If downside protection is a concern, Morningstar also rates Capital Group’s American Funds Washington Mutual (AWSHX) as a gold medalist “for its ability to hold up well in cratering markets.” It has a front-end load, but it’s by far the largest mutual fund in the dividend-payer category, with $81.93 billion in assets.
Morningstar’s data shows a year-to-date total return of 7.7 percent, a one-year return of 13.29 percent and a 13.39 percent total return at five years.
This fund has “outpaced every single bear market since 1952,” when it was founded, said American Funds investment specialist Jacob Gerber.
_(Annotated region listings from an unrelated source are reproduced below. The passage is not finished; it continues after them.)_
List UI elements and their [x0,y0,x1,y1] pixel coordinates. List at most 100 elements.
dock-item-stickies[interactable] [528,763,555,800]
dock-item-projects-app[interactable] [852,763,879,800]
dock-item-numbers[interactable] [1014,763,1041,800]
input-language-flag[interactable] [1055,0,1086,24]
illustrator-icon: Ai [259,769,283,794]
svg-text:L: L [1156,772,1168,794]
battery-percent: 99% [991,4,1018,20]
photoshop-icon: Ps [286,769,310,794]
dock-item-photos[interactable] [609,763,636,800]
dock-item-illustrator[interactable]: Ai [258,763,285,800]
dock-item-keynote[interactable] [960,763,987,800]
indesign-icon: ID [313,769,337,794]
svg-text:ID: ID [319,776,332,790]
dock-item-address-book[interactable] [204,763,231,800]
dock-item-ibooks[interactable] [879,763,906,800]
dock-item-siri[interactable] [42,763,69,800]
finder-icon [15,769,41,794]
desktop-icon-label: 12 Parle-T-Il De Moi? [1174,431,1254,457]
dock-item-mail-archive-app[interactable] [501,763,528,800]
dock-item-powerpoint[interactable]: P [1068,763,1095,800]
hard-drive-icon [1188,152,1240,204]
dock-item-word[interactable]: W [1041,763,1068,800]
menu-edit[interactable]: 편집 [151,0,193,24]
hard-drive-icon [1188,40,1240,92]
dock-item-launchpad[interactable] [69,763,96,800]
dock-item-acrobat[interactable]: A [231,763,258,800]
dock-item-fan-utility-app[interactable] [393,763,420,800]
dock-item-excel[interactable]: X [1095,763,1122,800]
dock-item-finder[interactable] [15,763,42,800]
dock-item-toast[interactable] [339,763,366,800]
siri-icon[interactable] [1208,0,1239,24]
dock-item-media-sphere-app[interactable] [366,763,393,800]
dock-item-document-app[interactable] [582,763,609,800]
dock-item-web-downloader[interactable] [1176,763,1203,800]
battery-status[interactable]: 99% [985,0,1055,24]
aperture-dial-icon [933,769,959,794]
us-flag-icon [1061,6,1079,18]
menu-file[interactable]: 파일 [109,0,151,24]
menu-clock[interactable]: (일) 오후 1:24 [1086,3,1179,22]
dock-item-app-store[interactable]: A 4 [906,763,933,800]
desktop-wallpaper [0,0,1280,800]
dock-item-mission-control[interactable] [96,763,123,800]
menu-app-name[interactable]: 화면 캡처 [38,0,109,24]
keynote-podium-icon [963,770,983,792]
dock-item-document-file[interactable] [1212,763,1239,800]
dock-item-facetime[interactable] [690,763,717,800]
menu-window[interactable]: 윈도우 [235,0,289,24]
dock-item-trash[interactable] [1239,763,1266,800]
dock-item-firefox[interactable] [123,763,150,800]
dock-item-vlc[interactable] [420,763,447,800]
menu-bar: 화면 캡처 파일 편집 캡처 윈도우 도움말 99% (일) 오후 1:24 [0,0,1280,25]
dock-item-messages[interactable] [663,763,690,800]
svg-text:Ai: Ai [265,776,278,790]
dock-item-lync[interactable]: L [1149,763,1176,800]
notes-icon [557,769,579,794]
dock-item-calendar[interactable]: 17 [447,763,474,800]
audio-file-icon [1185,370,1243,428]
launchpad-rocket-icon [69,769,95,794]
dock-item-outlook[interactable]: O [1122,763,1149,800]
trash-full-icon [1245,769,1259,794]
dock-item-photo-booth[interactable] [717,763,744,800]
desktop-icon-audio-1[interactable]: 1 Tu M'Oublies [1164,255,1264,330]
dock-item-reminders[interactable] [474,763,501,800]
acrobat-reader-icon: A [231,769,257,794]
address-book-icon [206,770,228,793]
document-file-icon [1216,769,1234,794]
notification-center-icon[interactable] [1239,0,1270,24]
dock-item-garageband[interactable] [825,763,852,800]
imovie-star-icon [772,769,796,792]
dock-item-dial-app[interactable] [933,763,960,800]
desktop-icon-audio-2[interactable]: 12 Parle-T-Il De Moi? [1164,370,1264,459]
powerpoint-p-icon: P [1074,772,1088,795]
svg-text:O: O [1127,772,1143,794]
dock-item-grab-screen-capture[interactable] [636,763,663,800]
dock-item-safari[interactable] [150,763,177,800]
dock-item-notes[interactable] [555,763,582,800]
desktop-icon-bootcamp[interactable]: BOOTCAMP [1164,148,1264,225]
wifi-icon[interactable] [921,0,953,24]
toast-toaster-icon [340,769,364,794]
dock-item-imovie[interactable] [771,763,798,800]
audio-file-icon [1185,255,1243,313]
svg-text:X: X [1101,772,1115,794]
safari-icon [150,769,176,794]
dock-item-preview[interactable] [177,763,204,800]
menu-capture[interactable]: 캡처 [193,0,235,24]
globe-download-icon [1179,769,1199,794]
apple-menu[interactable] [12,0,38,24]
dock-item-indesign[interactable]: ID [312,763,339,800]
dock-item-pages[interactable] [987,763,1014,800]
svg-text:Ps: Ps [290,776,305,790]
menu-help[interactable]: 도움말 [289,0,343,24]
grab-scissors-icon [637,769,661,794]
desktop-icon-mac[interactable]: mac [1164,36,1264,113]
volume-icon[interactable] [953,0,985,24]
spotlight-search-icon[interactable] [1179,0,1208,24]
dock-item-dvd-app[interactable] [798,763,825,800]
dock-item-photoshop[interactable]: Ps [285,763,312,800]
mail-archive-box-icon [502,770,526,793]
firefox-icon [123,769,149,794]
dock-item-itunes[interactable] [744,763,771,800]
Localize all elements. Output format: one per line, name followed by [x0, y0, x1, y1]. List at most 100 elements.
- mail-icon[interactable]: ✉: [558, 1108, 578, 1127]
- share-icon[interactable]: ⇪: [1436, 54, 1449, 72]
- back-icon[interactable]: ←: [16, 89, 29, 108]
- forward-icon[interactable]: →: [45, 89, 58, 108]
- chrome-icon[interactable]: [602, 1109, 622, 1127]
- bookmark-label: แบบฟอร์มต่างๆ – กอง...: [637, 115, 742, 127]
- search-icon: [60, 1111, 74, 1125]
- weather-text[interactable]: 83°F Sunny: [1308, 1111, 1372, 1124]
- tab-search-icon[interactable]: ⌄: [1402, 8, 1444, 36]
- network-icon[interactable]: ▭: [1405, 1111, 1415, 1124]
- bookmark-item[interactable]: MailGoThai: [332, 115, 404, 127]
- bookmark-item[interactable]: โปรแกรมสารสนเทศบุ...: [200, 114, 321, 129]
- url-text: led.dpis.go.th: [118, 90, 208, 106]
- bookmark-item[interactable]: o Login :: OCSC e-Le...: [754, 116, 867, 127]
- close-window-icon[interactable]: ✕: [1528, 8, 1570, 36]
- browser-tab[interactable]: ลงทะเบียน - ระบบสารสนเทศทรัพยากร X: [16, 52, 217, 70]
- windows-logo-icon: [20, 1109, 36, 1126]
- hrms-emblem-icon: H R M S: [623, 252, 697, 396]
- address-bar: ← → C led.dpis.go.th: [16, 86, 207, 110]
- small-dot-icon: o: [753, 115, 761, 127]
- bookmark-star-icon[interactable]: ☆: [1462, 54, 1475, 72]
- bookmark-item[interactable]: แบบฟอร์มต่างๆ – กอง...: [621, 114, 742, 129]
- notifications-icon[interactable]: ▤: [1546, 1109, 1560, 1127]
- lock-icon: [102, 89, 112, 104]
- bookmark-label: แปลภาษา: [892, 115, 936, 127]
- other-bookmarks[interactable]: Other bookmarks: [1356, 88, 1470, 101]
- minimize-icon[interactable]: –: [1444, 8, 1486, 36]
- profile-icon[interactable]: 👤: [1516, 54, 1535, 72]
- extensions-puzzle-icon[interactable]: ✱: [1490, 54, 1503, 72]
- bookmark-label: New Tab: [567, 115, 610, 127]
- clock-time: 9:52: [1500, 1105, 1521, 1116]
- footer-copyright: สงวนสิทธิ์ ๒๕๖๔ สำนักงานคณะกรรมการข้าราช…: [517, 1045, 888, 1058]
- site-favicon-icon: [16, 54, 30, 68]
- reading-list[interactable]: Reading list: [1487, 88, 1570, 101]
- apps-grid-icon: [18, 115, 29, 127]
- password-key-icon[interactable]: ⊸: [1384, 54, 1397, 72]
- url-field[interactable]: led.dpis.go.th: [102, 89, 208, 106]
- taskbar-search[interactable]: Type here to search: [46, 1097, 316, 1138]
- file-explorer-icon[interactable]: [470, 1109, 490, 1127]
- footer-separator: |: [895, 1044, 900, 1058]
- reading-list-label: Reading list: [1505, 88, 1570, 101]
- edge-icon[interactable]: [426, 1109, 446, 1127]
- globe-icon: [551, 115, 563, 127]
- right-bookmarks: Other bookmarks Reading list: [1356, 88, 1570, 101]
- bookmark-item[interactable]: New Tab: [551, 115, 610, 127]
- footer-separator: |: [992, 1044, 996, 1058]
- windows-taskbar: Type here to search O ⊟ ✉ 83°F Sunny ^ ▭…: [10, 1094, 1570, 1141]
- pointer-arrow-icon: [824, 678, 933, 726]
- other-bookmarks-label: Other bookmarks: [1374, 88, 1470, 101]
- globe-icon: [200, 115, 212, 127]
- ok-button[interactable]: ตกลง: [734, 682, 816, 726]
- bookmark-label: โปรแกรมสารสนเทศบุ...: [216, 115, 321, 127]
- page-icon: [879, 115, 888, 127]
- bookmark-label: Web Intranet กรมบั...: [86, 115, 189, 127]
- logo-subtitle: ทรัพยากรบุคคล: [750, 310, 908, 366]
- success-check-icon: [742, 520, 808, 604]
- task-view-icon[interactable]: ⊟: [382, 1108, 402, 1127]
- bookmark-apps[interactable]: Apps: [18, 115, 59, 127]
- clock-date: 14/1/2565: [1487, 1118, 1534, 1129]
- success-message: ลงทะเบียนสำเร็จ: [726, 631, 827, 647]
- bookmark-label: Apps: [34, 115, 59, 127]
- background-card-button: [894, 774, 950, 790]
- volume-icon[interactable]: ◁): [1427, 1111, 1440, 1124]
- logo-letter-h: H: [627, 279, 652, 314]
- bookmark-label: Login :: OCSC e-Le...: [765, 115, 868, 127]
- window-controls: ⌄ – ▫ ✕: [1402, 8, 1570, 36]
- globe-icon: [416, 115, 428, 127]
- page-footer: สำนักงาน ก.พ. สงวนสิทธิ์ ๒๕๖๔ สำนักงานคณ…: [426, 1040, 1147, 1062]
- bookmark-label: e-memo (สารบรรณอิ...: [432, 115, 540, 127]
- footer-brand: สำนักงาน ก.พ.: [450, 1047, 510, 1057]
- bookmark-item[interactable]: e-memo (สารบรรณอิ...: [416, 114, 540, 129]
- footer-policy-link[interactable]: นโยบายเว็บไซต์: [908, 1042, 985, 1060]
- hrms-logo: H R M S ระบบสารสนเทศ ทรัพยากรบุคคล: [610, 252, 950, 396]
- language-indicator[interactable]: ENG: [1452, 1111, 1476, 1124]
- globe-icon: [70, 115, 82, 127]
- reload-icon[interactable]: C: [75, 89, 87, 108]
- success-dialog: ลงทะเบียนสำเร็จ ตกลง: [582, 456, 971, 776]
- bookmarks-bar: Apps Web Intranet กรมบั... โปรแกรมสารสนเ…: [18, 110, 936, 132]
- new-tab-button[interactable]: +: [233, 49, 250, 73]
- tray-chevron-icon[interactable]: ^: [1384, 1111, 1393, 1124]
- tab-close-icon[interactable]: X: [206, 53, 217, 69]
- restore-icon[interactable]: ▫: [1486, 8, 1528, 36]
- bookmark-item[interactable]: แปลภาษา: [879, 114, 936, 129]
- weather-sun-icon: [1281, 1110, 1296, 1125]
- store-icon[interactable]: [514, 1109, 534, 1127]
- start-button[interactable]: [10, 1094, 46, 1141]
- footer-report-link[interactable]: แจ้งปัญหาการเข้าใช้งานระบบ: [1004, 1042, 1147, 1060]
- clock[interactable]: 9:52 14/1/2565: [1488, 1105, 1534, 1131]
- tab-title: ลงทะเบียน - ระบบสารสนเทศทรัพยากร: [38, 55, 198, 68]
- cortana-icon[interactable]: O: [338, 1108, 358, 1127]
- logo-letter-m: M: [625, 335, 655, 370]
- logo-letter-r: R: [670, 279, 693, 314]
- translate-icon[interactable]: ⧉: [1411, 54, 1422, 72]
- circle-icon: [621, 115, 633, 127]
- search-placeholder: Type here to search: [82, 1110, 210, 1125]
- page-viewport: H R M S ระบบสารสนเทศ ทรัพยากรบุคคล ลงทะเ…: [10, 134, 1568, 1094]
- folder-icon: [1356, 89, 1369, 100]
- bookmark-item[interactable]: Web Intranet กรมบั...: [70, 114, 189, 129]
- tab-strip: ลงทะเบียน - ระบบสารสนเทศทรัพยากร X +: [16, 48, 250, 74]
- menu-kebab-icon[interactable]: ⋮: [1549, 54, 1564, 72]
It excludes tobacco and alcohol stocks but bills itself as investing in “the bluest of the blue chips,” with a 94.6 percent weighting in large-cap stocks.
Its investment horizon is longer-term, starting with “a minimum of roughly three years,” and its goal is “to make money over time without scaring investors,” Gerber said.
For consistent, long-term returns, Roseen of Lipper ranks two other no-load dividend-payer mutual funds as being on a par with the three Vanguard funds he recommends as 5’s: The Invesco Dividend Income Fund (IAUYX) and the Parnassus Core Equity Fund (PRBLX).
According to his data, IAUYX had a one-year return of 16.42 percent, a three-year return of 13.31 percent and a five-year return of 12.4 percent, with an expense ratio of 89 bps.
The Parnassus fund’s one-year total return is 11.15 percent, and longer-term, its three-year return was 12.09 percent, and its five-year return was 14.87 percent, with an expense ratio of 87 bps, according to his data.
The Invesco fund doesn’t have a 10-year return, but the Parnassus fund does -- 9.9 percent. “Three, five or 10 years is really what’s important to me,” Roseen said.
He also believes investors should broaden their horizons and look at not just mutual funds, but also ETFs. “A lot of people don’t like to compare mutual funds with ETFs, but at Lipper, we do,” he said. “I think they should at least be looked at side-by-side.”
His list of ETFs with 5 ratings is led by two Invesco products: The PowerShares S&P 500 High Dividend Low Volatility Portfolio (SPHD), with a one-year return of 28.95 percent and a three-year return of 17.43 percent; and the PowerShares High Yield Equity Dividend Achievers Portfolio (PEY), with a one-year return of 26.92 percent and a three-year return of 17.76 percent.